Dennoch scheint Bundeswirtschaftsminister Habeck von der Idee einer gelenkten Wirtschaft ganz hingerissen zu sein. Wenn ich in den letzten Wochen gelegentlich seinen Worten lauschte, musste ich mich immer an den Staatsbürgerkunde-Unterricht in der Schule erinnern. Für Jüngere und Westdeutsche zur Erklärung: In diesem Pflichtfach wurde – kurz gefasst – die einzige "wissenschaftliche Weltanschauung" gelehrt, nach der sich am Ende jede kapitalistische Gesellschaft wie nach einem Naturgesetz zwangsläufig erst vom Kapitalismus zum Sozialismus und dann zum Kommunismus entwickelt. Außerdem lernten die DDR-Schüler in diesem Unterrichtsfach, wie wunderbar der eigene sozialistische Staat unter der weisen Führung der SED funktioniert und dafür sorgt, dass die Arbeiterklasse ihre "historische Mission" erfüllen kann.
In kindgerechter Logik
Mir wurde als Schüler in diesem Fach erklärt, dass die Planwirtschaft auch ein Zeichen der Überlegenheit des Sozialismus ist. Schließlich würde sie dafür sorgen, dass sich die Produktion in dieser besseren Welt an den wahren Bedürfnissen der Menschen orientiert und ohne die eigennützigen Partikularinteressen gieriger Privatunternehmer, die Waren ganz nach Bedarf herstellen kann. Die Planwirtschafts-Chefs kennen die wahren Bedürfnisse schließlich besser als die Konsumenten, die sich im Kaptalismus von profitorientierten Fabrikanten Bedürfnisse einreden ließen, die sie ohne die Manipulation durch die Kapitalisten vielleicht gar nicht hätten.

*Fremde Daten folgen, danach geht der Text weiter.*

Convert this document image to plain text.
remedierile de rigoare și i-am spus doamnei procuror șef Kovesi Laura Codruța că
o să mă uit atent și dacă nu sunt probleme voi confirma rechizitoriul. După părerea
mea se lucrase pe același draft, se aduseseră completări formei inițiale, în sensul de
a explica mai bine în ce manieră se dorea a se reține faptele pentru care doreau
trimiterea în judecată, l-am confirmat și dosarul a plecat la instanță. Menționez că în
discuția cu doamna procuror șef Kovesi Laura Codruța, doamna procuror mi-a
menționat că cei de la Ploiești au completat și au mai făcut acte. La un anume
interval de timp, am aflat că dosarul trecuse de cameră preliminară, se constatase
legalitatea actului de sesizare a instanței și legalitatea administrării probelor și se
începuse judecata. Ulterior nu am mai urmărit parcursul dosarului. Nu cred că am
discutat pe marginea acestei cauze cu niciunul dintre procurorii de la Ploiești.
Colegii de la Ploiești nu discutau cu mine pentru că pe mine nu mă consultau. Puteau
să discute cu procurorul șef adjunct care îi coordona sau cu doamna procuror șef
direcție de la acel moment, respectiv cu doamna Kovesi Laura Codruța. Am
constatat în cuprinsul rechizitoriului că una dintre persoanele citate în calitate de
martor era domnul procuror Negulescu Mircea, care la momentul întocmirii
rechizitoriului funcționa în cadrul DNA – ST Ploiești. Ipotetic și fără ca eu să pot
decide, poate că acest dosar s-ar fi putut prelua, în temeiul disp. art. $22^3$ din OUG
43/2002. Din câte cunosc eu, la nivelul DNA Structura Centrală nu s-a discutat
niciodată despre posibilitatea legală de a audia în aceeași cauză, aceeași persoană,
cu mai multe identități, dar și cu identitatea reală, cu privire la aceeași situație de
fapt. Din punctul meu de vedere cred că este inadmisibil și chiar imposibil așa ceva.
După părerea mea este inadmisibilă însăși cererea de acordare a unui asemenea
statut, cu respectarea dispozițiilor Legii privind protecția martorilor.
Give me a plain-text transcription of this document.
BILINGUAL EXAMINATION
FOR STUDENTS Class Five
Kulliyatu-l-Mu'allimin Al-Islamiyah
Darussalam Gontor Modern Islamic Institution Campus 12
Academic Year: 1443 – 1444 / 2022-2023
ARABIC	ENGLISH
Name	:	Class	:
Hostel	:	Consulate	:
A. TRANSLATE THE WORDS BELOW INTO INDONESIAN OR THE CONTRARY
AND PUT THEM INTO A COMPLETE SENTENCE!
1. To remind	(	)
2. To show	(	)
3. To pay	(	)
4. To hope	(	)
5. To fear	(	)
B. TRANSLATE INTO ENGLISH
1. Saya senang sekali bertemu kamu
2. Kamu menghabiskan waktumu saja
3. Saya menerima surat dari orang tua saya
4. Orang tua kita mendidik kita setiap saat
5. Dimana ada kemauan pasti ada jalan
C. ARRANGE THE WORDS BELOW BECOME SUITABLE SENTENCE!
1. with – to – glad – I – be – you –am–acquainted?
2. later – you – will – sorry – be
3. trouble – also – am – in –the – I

Letzteres "Argument" sollte wahrscheinlich mögliche dumme Fragen der lieben Kleinen nach Versorgungslücken und Mangelwaren, die jedes Kind in der DDR kannte, aushebeln. Außerdem war da immer dieser wirtschaftlich erfolgreichere Westen, der mit seiner vielfältigen Waren- und Unterhaltungswelt so unglaublich attraktiv erschien. Das konnte jedes Kind im West-Fernsehen sehen.
Trotzdem erschien der Gedanke, dass man mit ordentlicher Planung auch besser wirtschaften könnte, irgendwie logisch, zumindest in kindgerechter Logik. Denn wie komplex eine entwickelte Industriegesellschaft ist und wie chancenlos darin ein System zentraler staatlicher Planung und Leitung gegen die kreative Selbstorganisation einer Marktwirtschaft ist, verstanden die meisten Schüler noch nicht. Nur dass der Staatsbürgerkundeunterricht nicht den wahren Zustand des eigenen Landes zeigte, sondern ein Propaganda-Bild, das wusste eigentlich jeder.

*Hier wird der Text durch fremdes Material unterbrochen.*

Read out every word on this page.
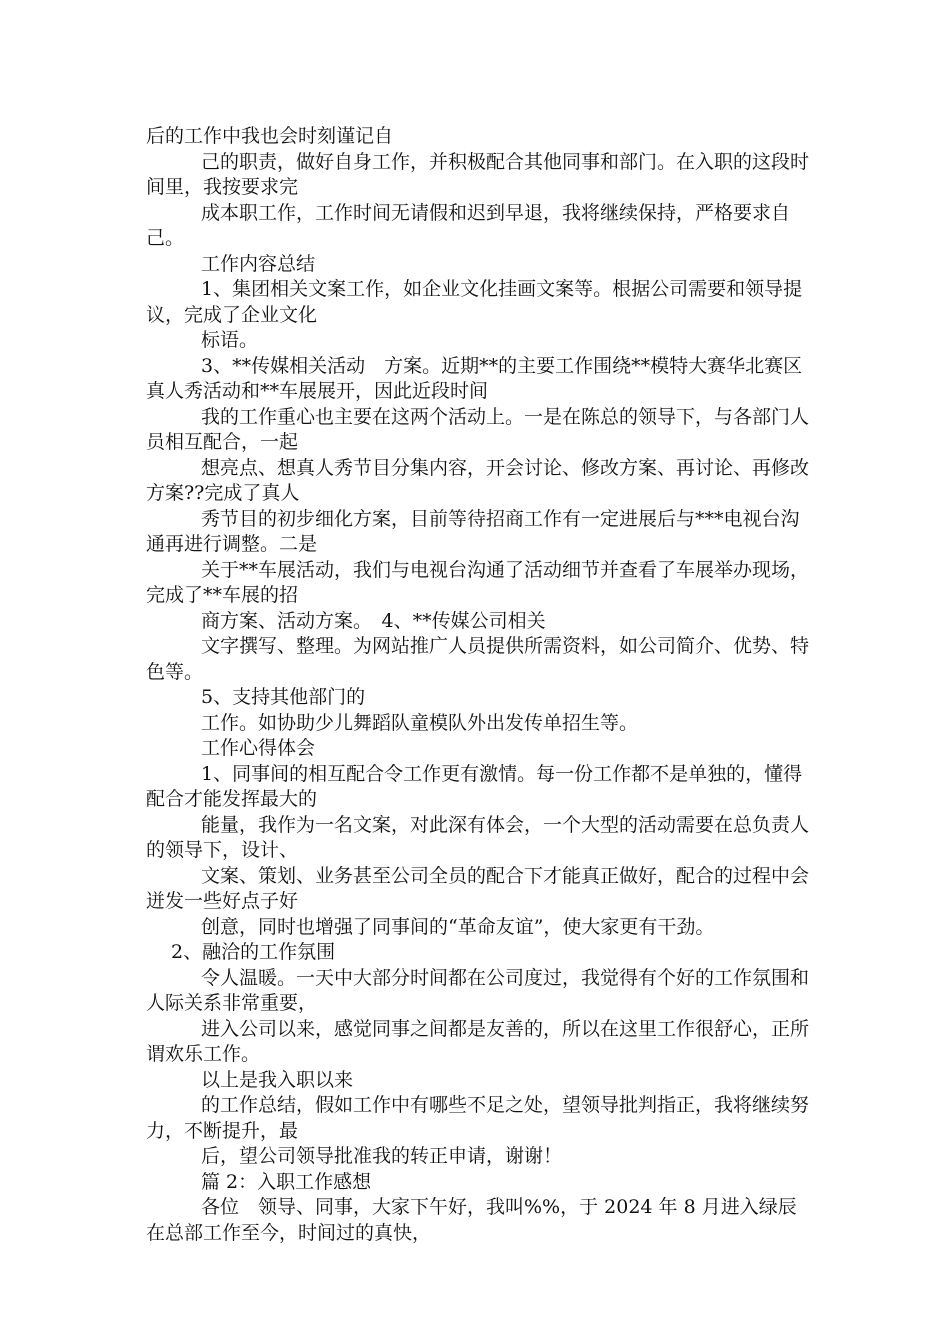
后的工作中我也会时刻谨记自

己的职责，做好自身工作，并积极配合其他同事和部门。在入职的这段时间里，我按要求完

成本职工作，工作时间无请假和迟到早退，我将继续保持，严格要求自己。

工作内容总结

1、集团相关文案工作，如企业文化挂画文案等。根据公司需要和领导提议，完成了企业文化

标语。

3、**传媒相关活动　方案。近期**的主要工作围绕**模特大赛华北赛区真人秀活动和**车展展开，因此近段时间

我的工作重心也主要在这两个活动上。一是在陈总的领导下，与各部门人员相互配合，一起

想亮点、想真人秀节目分集内容，开会讨论、修改方案、再讨论、再修改方案??完成了真人

秀节目的初步细化方案，目前等待招商工作有一定进展后与***电视台沟通再进行调整。二是

关于**车展活动，我们与电视台沟通了活动细节并查看了车展举办现场，完成了**车展的招

商方案、活动方案。　4、**传媒公司相关

文字撰写、整理。为网站推广人员提供所需资料，如公司简介、优势、特色等。

5、支持其他部门的

工作。如协助少儿舞蹈队童模队外出发传单招生等。

工作心得体会

1、同事间的相互配合令工作更有激情。每一份工作都不是单独的，懂得配合才能发挥最大的

能量，我作为一名文案，对此深有体会，一个大型的活动需要在总负责人的领导下，设计、

文案、策划、业务甚至公司全员的配合下才能真正做好，配合的过程中会迸发一些好点子好

创意，同时也增强了同事间的“革命友谊”，使大家更有干劲。

2、融洽的工作氛围

令人温暖。一天中大部分时间都在公司度过，我觉得有个好的工作氛围和人际关系非常重要，

进入公司以来，感觉同事之间都是友善的，所以在这里工作很舒心，正所谓欢乐工作。

以上是我入职以来

的工作总结，假如工作中有哪些不足之处，望领导批判指正，我将继续努力，不断提升，最

后，望公司领导批准我的转正申请，谢谢！

篇 2：入职工作感想

各位　领导、同事，大家下午好，我叫%%，于 2024 年 8 月进入绿辰在总部工作至今，时间过的真快，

Robert Habeck hat als Kinderbuchautor Erfahrungen mit kindgerechter Logik gesammelt, das klingt glaubhaft. Aber warum er jetzt auf mehr Plan- und Staatswirtschaft setzt, ist schlicht unglaublich. Vielleicht täte ihm eine kleine Zeitreise gut. Ohne dass das hier zu einem billigen DDR-Vergleich wird, so ist es doch lehrreich, sich den Totenschein der DDR-Planwirtschaft anzuschauen, der vor 35 Jahren, am 30. Oktober 1989 ausgestellt wurde.
SED-Genosse Gerhard Schürer war nicht irgendein hoher Funktionär, sondern der Leiter der Staatlichen Plankommission. Die hatte die Planwirtschaft zwar zu organisieren, die Grundsatzentscheidungen wurden aber im Politbüro des Zentralkomitees (ZK) der SED getroffen. Das katastrophale Ausmaß der selbstverschuldeten wirtschaftlichen Krise des SED-Staats mochte dessen oberste Führung bis zum Schluss nicht sehen. Doch nachdem Erich Honecker am 18. Oktober abgedankt hatte, sollte Schürer dessen Nachfolger Egon Krenz und das gesamte ZK vom Ernst der Lage in Kenntnis setzen. Die Spitzen-Genossen hofften noch immer, den SED-Staat mit ein paar Reförmchen und Rücktritten erhalten zu können. Man musste nur diese demonstrierenden Massen irgendwie befrieden.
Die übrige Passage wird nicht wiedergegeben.